Nel mese di aprile del 2002, in occasione del quarto di una serie d’incontri organizzati dalla ‘Fondazione Corriere della Sera’, dedicati alla lingua italiana, Lucio Dalla ha spiegato il mistero della creazione dei testi ricordando la sua lunga e proficua collaborazione con un poeta come Roberto Roversi: “I veri poeti sono come i bastardi, tutti li accarezzano, ma nessuno li vuole in casa. Lavorare con Roversi è stato drammatico. Da lui ho imparato tutto, a scrivere da solo le mie parole, ma sopra ogni altra cosa l’emozione pura. Perché quello esprimeva Roversi nonostante volesse consegnare al pubblico italiano una canzone civile. Ogni volta che scrivo qualcosa, vado da lui e mi basta il fuoco o la noia che vedo nei suoi occhi per capire se ho fatto bene o male”.
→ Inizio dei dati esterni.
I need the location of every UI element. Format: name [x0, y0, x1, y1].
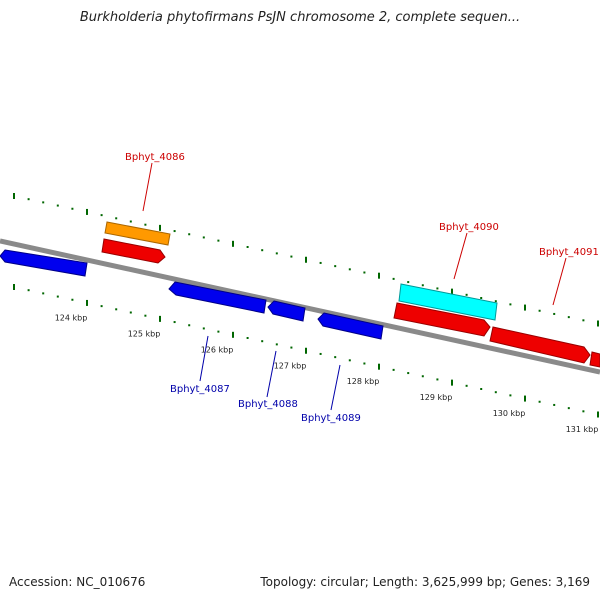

Nella stessa occasione Dalla ha raccontato la nascita di ‘Caruso’: “Cominciò in modo del tutto casuale, grazie a un’incredibile serie di coincidenze. Come di solito accade in questi casi. Ero in barca tra Sorrento e Capri con Angela Baraldi. Stavamo ascoltando le canzoni di Roberto Murolo quando ci si ruppe l’asse del motore. Andammo a vela per qualche miglio e poi chiamai un amico, il proprietario dell’Hotel Excelsior Vittoria, che ci trainò al porto. In attesa che aggiustassero la barca, ci invitò a passare la notte in hotel, proprio nella suite dove morì Caruso. Lì ho trascorso la notte tra gli oggetti appartenuti al tenore. C’era tutto, anche il pianoforte, completamente scordato. Quella sera un altro amico, giù al bar ‘La Scogliera’, mi raccontò di un Caruso alla fine dei suoi giorni, innamorato di una giovane cantante cui dava lezioni. Era uno stratagemma per starle vicino, ma l’ultima sera, sentendo la morte arrivare, fece portare il piano sulla terrazza e cantò con una voce così potente e di un’intensità tale che anche i pescatori di lampare la udirono e tornarono nel porto per ascoltarla. Mi sono inventato la scena dei suoi ultimi momenti, quando pensa alle notti là in America. Era un passaggio che nel 1986 per me, che stavo per partire per un tour negli Stati Uniti, aveva un significato particolare”. E a chi gli chiede il perché di un evidente riferimento (nel ritornello) a un classico della canzone napoletana e cioè ‘Dicitencello vuje’ scritta nel 1930 da Enzo Fusco e Rodolfo Falvo, Lucio risponde così: “Perché per me quel Te vojo bene assaje messo in quel punto della canzone significava darle il marchio della napoletanità. Da sempre nutro una grande passione per Napoli e la sua cultura: dalla scrittura alla filosofia, fino alle canzoni. E’ una città che mi ha sempre catturato”.
E’ toccante come il destino abbia accomunato questi due grandissimi artisti fino alla fine. Anche Lucio, infatti, ieri sera, per l’ultima volta si è esibito in un applauditissimo concerto, in Svizzera, a Montreux.